Je n'ai point à rougir de mes sentiments pour lui, je n'ai rien à cacher à
cet égard, et je n'ai rien à implorer de la générosité de Votre Seigneurie,
qu'un peu d'indulgence pour ma voix, et un peu de protection pour les
futurs débuts de Joseph dans la carrière musicale.

--Mon intérêt est assuré audit Joseph comme mon admiration l'est déjà à
votre belle voix; mais je me flatte que certaine plaisanterie de ma part
n'a jamais été prise au sérieux.

--Je n'ai jamais eu cette fatuité, monsieur le comte, et d'ailleurs je sais
qu'une femme n'a jamais lieu de se vanter lorsqu'elle a été prise pour le
sujet d'une plaisanterie de ce genre.

--C'est assez, Signora, dit le comte que la douairière ne perdait pas de
vue, et qui avait hâte de changer d'interlocutrice pour ne pas lui donner
d'ombrage: la célèbre Consuelo doit savoir pardonner quelque chose à
l'enjouement du voyage, et elle peut compter à l'avenir sur le respect et
le dévouement du comte Hoditz.»

Il replaça le cahier sur le clavecin, et alla recevoir obséquieusement un
personnage qu'on venait d'annoncer avec pompe. C'était un petit homme qu'on
eût pris pour une femme travestie, tant il était rose, frisé, pomponné,
délicat, gentil, parfumé; c'était de lui que Marie-Thérèse disait qu'elle
voudrait pouvoir le faire monter en bague; c'était de lui aussi qu'elle
disait avoir fait un diplomate, n'en pouvant rien faire de mieux. C'était
le plénipotentiaire de l'Autriche, le premier ministre, le favori, on
disait même l'amant de l'impératrice; ce n'était rien moins enfin que le
célèbre Kaunitz, cet homme d'État qui tenait dans sa blanche main ornée de
bagues de mille couleurs toutes les savantes ficelles de la diplomatie
européenne.

Il parut écouter d'un air grave des personnes soi-disant graves qui
passaient pour l'entretenir de choses graves.
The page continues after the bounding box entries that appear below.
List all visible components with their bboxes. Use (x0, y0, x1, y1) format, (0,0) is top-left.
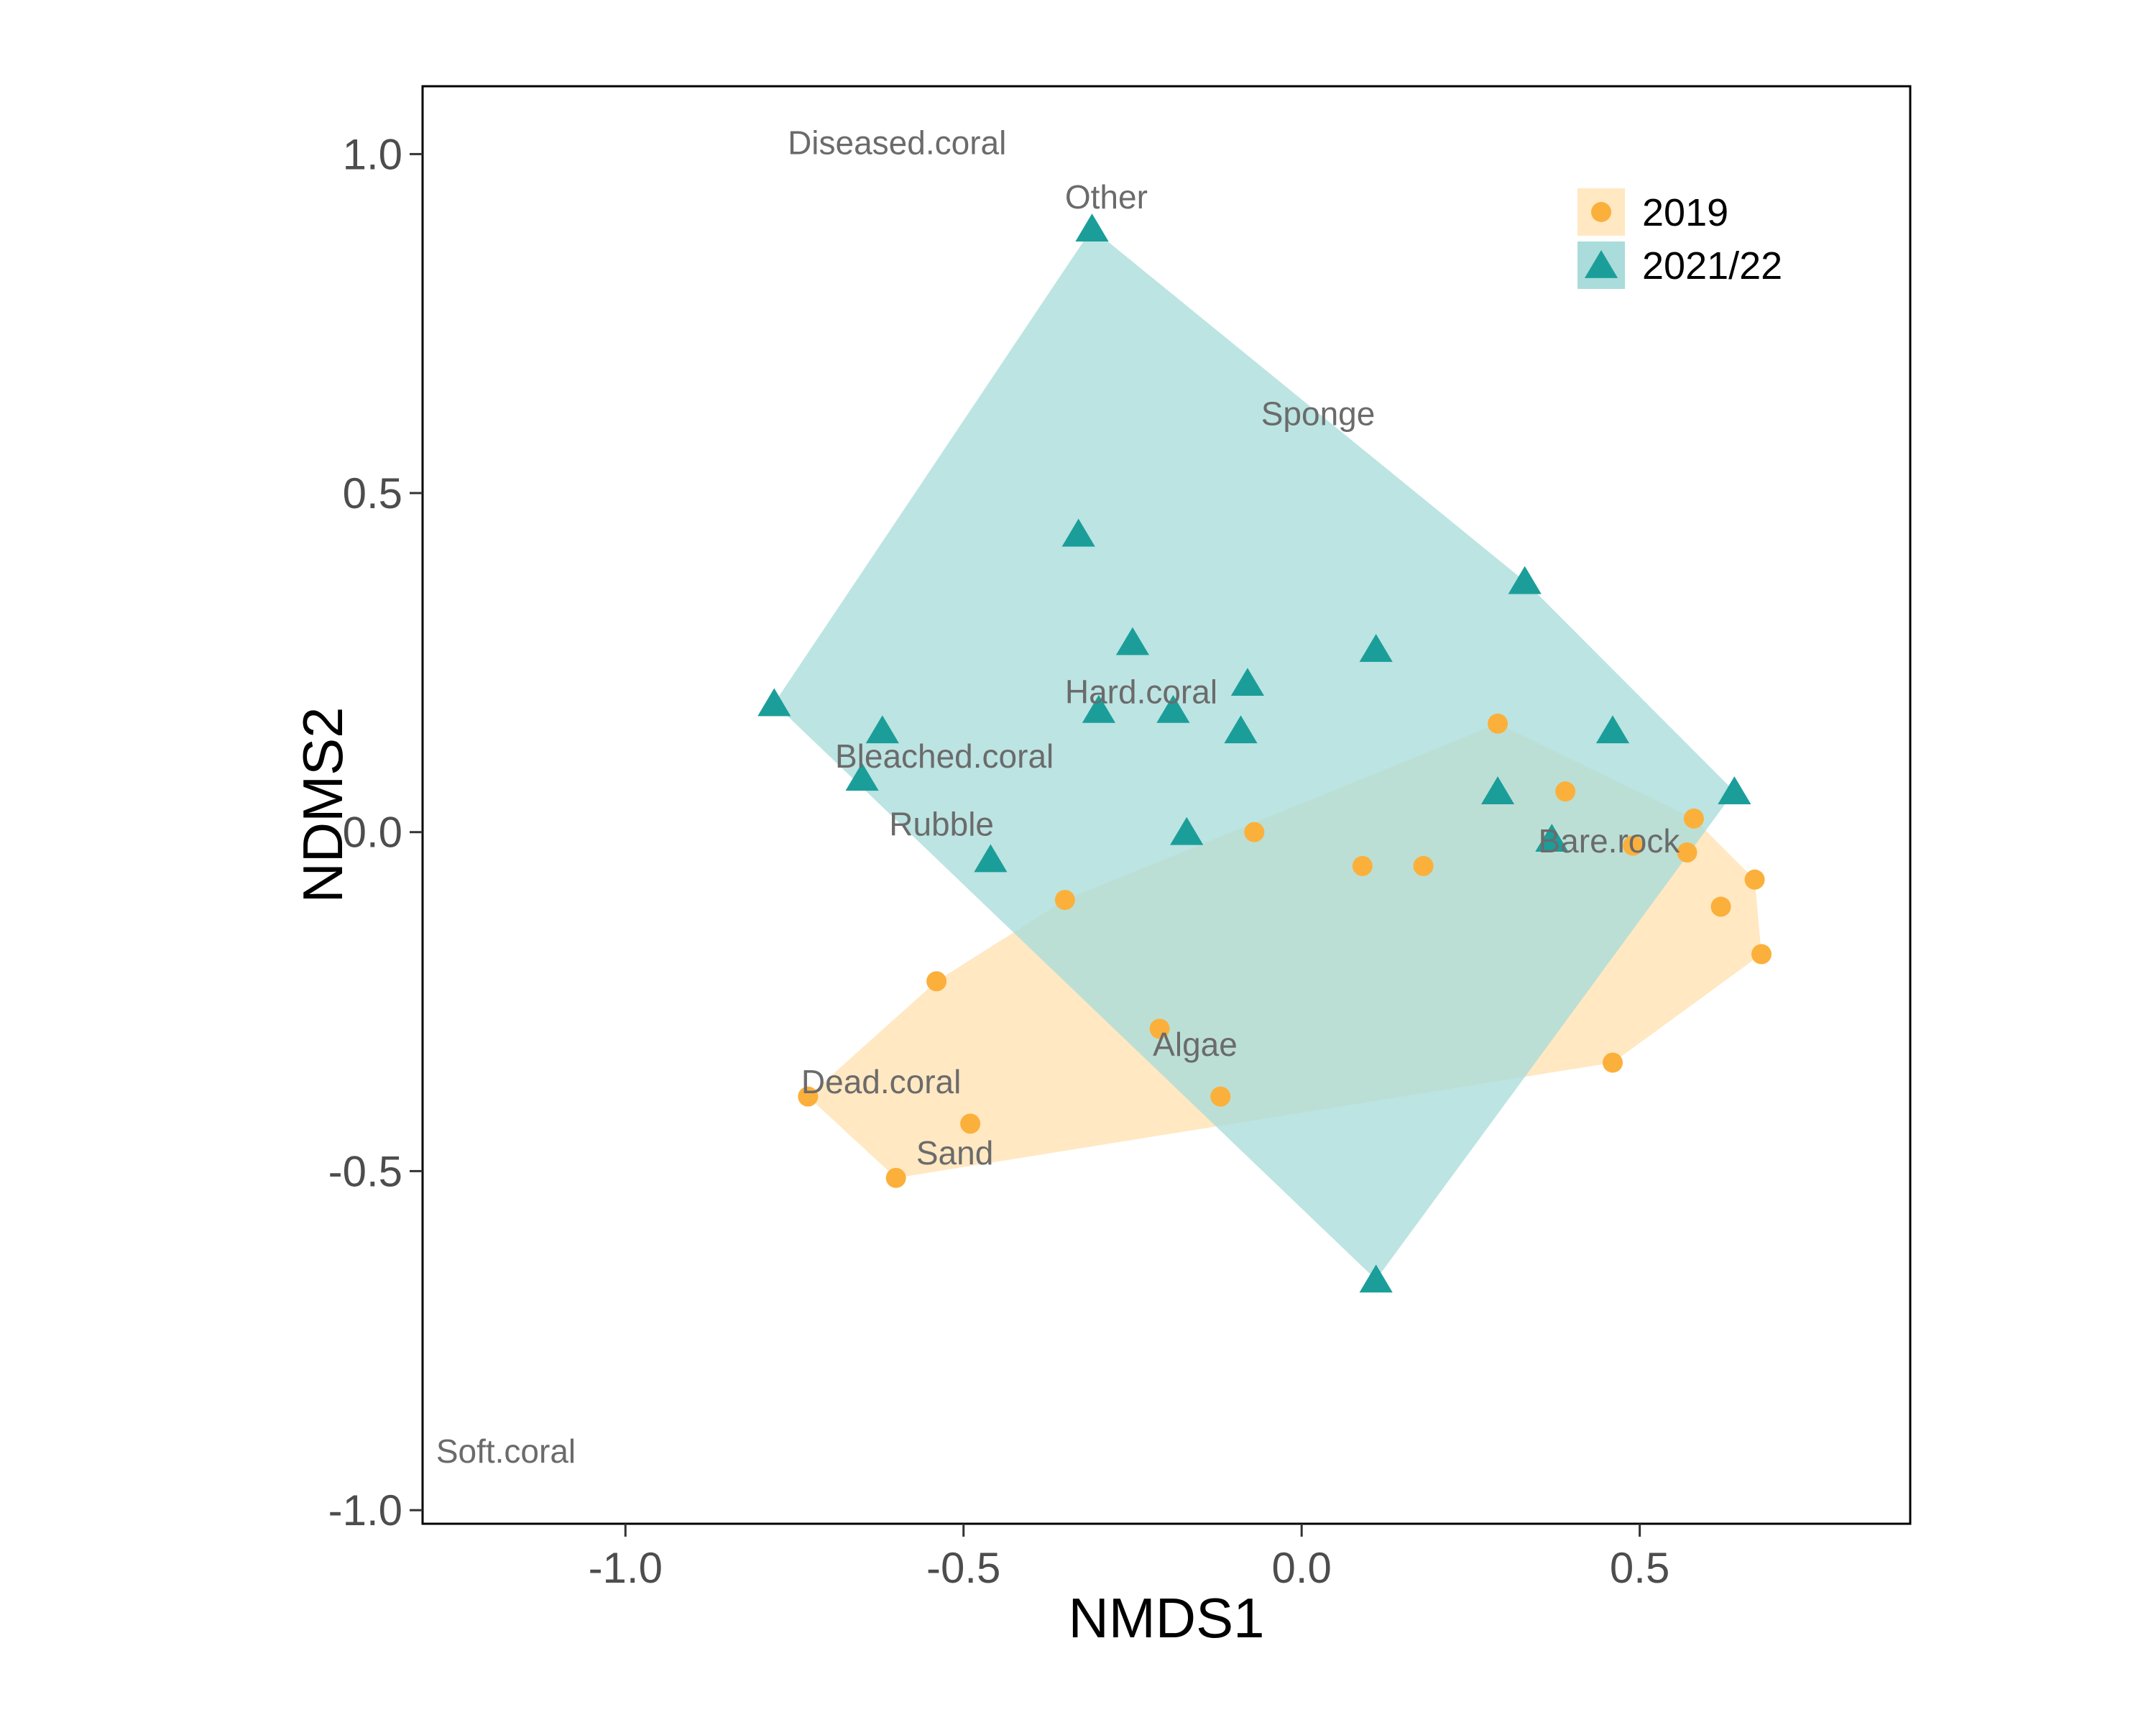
species-label-hard-coral: Hard.coral (1065, 673, 1217, 710)
y-tick-label: -1.0 (328, 1486, 402, 1535)
point-2021-22 (1359, 634, 1393, 662)
species-label-bare-rock: Bare.rock (1539, 822, 1681, 860)
species-label-bleached-coral: Bleached.coral (835, 737, 1054, 775)
point-2021-22 (974, 844, 1008, 873)
point-2019 (1054, 890, 1075, 911)
x-tick-label: -0.5 (926, 1544, 1000, 1592)
point-2021-22 (1230, 668, 1265, 696)
hull-layer (774, 229, 1761, 1280)
point-2021-22 (1718, 776, 1751, 804)
y-axis: -1.0 -0.5 0.0 0.5 1.0 (328, 130, 423, 1535)
y-tick-label: -0.5 (328, 1147, 402, 1195)
point-2019 (1677, 842, 1697, 863)
point-2019 (1210, 1086, 1231, 1107)
x-tick-label: 0.5 (1610, 1544, 1669, 1592)
legend-label-2021-22: 2021/22 (1642, 244, 1782, 288)
x-tick-label: -1.0 (589, 1544, 663, 1592)
legend-marker-2019 (1591, 202, 1611, 222)
point-2021-22 (845, 763, 879, 791)
species-label-sand: Sand (916, 1134, 993, 1172)
hull-2021-22 (774, 229, 1735, 1280)
species-label-other: Other (1065, 178, 1148, 216)
y-tick-label: 0.0 (343, 809, 402, 857)
point-2019 (926, 971, 947, 992)
point-2021-22 (865, 715, 899, 744)
point-2019 (1413, 855, 1434, 876)
point-2021-22 (1508, 566, 1542, 594)
point-2019 (1555, 781, 1576, 802)
point-2021-22 (1480, 776, 1515, 804)
species-label-diseased-coral: Diseased.coral (788, 124, 1006, 161)
point-2021-22 (1224, 715, 1258, 744)
species-label-soft-coral: Soft.coral (436, 1432, 576, 1470)
x-axis: -1.0 -0.5 0.0 0.5 (589, 1524, 1669, 1592)
species-label-sponge: Sponge (1261, 395, 1376, 433)
point-2019 (1149, 1018, 1170, 1039)
point-2019 (1623, 835, 1644, 856)
species-label-algae: Algae (1153, 1026, 1238, 1063)
point-2021-22 (1170, 816, 1204, 845)
point-2019 (1710, 896, 1731, 917)
legend-marker-2021-22 (1584, 250, 1618, 278)
point-2021-22 (1535, 824, 1569, 852)
legend: 2019 2021/22 (1577, 188, 1782, 289)
point-2019 (885, 1167, 906, 1188)
point-2019 (1751, 944, 1772, 965)
point-2019 (1352, 855, 1373, 876)
y-tick-label: 1.0 (343, 130, 402, 178)
y-tick-label: 0.5 (343, 469, 402, 518)
species-labels: Diseased.coral Other Sponge Hard.coral Bleac… (436, 124, 1681, 1470)
x-axis-title: NMDS1 (1068, 1586, 1264, 1650)
x-tick-label: 0.0 (1271, 1544, 1331, 1592)
species-label-dead-coral: Dead.coral (801, 1063, 961, 1100)
points-layer (757, 213, 1772, 1293)
point-2019 (960, 1113, 981, 1134)
point-2021-22 (757, 688, 791, 717)
plot-panel-border (421, 85, 1912, 1525)
y-axis-title: NDMS2 (291, 707, 354, 903)
point-2019 (1603, 1052, 1623, 1073)
point-2021-22 (1075, 213, 1109, 242)
point-2019 (1683, 808, 1704, 829)
point-2019 (1244, 822, 1265, 842)
point-2019 (798, 1086, 819, 1107)
point-2019 (1744, 869, 1765, 890)
point-2021-22 (1061, 518, 1095, 547)
legend-label-2019: 2019 (1642, 191, 1728, 234)
point-2021-22 (1156, 694, 1190, 723)
point-2021-22 (1082, 694, 1116, 723)
point-2021-22 (1115, 627, 1150, 656)
point-2021-22 (1595, 715, 1630, 744)
point-2019 (1488, 713, 1508, 734)
point-2021-22 (1359, 1264, 1393, 1293)
species-label-rubble: Rubble (889, 805, 994, 842)
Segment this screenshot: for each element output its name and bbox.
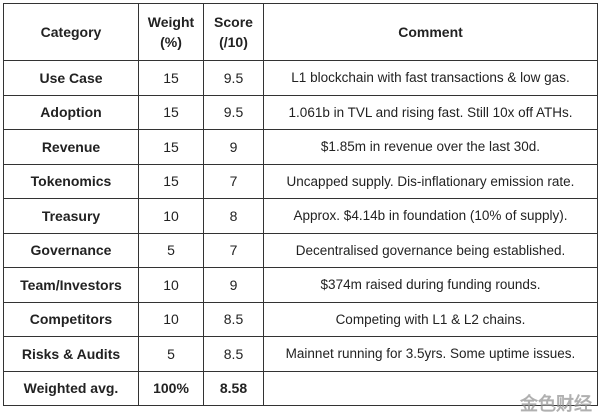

Mais tout à coup il
s'interrompit pour demander au comte Hoditz:

«Qu'est-ce que je vois là au clavecin? Est-ce la petite dont on m'a parlé,
la protégée du Porpora? Pauvre diable de Porpora! Je voudrais faire quelque
chose pour lui; mais il est si exigeant et si fantasque, que tous les
artistes le craignent ou le haïssent. Quand on leur parle de lui, c'est
comme si on leur montrait la tête de Méduse. Il dit à l'un qu'il chante
faux, à l'autre que sa musique ne vaut rien, à un troisième qu'il doit son
succès à l'intrigue. Et il veut avec ce langage de Huron qu'on l'écoute et
qu'on lui rende justice? Que diable! nous ne vivons pas dans les bois. La
franchise n'est plus de mode, et on ne mène pas les hommes par la vérité.
Elle n'est pas mal, cette petite; j'aime assez cette figure-là. C'est tout
jeune, n'est-ce pas? On dit qu'elle a eu du succès à Venise. Il faut que
Porpora me l'amène demain.

--Il veut, dit la princesse, que vous la fassiez entendre à l'impératrice,
et j'espère que vous ne lui refuserez pas cette grâce. Je vous la demande
pour mon compte.

--Il n'y a rien de si facile que de la faire entendre à Sa Majesté, et il
suffit que Votre Altesse le désire pour que je m'empresse d'y contribuer.
Mais il y a quelqu'un de plus puissant au théâtre que l'impératrice. C'est
madame Tesi; et lors même que Sa Majesté prendrait cette fille sous sa
protection, je doute que l'engagement fût signé sans l'approbation suprême
de la Tesi.

--On dit que c'est vous qui gâtez horriblement ces dames, monsieur le
comte, et que sans votre indulgence elles n'auraient pas tant de pouvoir.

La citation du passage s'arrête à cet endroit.